- Theatrical poster
- Directed by: Anthony Harvey
- Written by: A. Martin Zweiback
- Produced by: Yoram Globus Menahem Golan
- Starring: Katharine Hepburn Nick Nolte Elizabeth Wilson Chip Zien Kit Le Fever
- Cinematography: Larry Pizer
- Edited by: Robert Reitano
- Music by: John Addison
- Production companies: The Cannon Group, Inc. Golan-Globus Productions
- Distributed by: The Cannon Group, Inc.
- Release date: May 17, 1985;
- Running time: 102 minutes (premiere) 87 minutes (theatrical) 94 minutes (revised cut)
- Country: United States
- Language: English
- Budget: $5 million

= Grace Quigley =

Grace Quigley (also titled The Ultimate Solution of Grace Quigley) is a 1985 American black comedy film starring Katharine Hepburn and Nick Nolte, produced by Yoram Globus and Menahem Golan and directed by Anthony Harvey. The film is noted for being Hepburn's last leading role in a film for the big screen, as well as the last appearance, stage or otherwise, of Walter Abel.

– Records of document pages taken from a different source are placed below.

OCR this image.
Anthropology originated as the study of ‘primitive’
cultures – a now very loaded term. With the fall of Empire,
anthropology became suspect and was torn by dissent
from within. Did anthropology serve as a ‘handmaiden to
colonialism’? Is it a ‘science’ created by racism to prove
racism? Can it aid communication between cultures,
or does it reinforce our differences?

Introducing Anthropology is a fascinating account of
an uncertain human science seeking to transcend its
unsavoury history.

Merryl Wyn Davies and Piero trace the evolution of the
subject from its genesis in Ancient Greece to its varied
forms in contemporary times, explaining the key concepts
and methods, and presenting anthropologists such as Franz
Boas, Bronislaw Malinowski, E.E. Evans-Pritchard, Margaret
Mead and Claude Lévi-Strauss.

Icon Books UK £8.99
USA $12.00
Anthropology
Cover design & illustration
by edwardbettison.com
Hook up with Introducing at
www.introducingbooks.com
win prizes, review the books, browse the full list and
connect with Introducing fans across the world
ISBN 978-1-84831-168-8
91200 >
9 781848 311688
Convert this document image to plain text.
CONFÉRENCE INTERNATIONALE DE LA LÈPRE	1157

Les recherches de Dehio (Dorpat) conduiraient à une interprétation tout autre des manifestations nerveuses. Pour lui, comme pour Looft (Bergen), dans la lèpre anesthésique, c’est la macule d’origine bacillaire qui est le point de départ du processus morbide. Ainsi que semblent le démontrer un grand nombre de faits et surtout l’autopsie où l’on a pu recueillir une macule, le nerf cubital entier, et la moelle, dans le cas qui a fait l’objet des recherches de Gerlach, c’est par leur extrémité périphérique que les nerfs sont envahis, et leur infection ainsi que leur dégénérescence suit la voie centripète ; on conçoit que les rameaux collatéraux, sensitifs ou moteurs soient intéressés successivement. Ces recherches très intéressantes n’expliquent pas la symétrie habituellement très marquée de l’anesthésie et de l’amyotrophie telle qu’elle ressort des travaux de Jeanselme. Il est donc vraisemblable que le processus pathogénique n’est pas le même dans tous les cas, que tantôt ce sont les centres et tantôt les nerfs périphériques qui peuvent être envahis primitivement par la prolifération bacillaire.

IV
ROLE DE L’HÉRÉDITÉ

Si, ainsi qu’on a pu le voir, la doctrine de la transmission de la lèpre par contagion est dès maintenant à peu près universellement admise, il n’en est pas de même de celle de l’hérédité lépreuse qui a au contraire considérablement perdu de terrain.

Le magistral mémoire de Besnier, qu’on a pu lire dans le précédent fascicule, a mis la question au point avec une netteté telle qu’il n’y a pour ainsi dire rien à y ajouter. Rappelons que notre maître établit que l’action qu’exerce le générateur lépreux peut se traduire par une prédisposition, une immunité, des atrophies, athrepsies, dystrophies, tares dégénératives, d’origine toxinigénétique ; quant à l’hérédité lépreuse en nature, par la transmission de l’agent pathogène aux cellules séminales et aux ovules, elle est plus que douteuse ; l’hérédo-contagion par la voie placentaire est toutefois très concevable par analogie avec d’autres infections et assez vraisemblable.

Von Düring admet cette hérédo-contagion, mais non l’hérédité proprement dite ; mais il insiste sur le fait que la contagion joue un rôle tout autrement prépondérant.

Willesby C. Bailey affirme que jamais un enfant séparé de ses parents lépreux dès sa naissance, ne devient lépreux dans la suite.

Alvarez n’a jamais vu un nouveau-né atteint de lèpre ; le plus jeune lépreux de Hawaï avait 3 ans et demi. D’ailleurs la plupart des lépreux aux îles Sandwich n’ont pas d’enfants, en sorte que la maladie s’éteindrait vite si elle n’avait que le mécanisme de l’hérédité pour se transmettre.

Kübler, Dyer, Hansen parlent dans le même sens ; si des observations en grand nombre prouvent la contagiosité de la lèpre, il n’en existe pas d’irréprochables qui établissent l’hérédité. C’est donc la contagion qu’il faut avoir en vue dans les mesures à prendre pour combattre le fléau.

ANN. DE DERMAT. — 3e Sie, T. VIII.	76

The film is primarily set in New York City. An elderly widow is suicidal, but survives repeated suicide attempts. She hires a contract killer to end her life, and also asks him to kill other lonely old people. She views these acts as mercy killings, not murders.

==Plot==
The plot centers on Grace, an elderly widow who lives alone in a dreary New York City apartment. She has twice survived her own suicide attempts, so she decides to hire Seymour, a hit man, to kill her and then do in others like her who are old, alone and tired of living. To her way of thinking, this professional killer will be committing acts of mercy, not murder.

==Versions==
In addition to the version of the film originally released in 1985, two other versions are known to exist: the original cut, which premiered at the 1984 Cannes Film Festival running 102 minutes; and the alternate and re-edited version titled The Ultimate Solution of Grace Quigley, assembled by screenwriter A. Martin Zweiback, running 94 minutes. The latter version is considered superior by some critics.